Here’s another sidebar to my recent “introduction to the Fathers” article published in Our Sunday Visitor newspaper. I’ve posted the main body of the article in halves, Part 1 and Part 2, plus the first sidebar. I have more to say about the “Mothers of the Church” in the expanded edition of my book The Fathers of the Church.
Were there “Mothers of the Church”? Well, yes and no.
We possess very few writings by women from the ancient world. Christian women are probably slightly better represented than their pagan counterparts. The many collections of Sayings of the Desert Fathers actually include proverbs by women ascetics, who are called “Amma,” or “Mother.”

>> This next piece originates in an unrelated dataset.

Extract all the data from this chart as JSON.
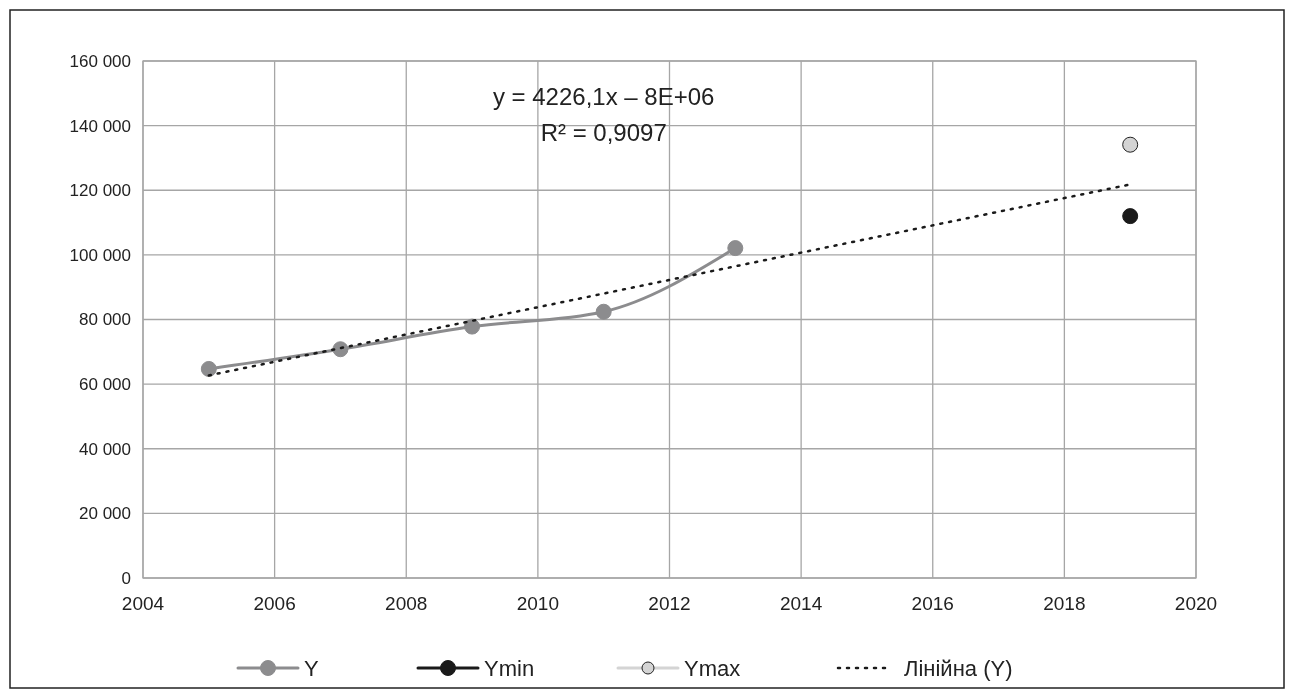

St. John Chrysostom (fifth century) carried on extensive correspondence with an abbess named Olympias, but her letters have not survived. His contemporary St. Jerome corresponded with many holy and scholarly women; but, again, we have mostly Jerome’s end of the conversation. Tertullian has preserved the words of the martyrs Perpetua and Felicity. In the late fourth century, St. Gregory of Nyssa wrote a profoundly moving biography of his sister St. Macrina. Around the same time, Egeria, a nun from Gaul, took a pilgrimage to the Holy Land and wrote it up for her convent back home.
Their contemporaries honored these women as maternal figures. The Church has always honored them as saints. There is no custom of calling them “Mothers of the Church,” but there is no reason why individual Christians might not revere them as such.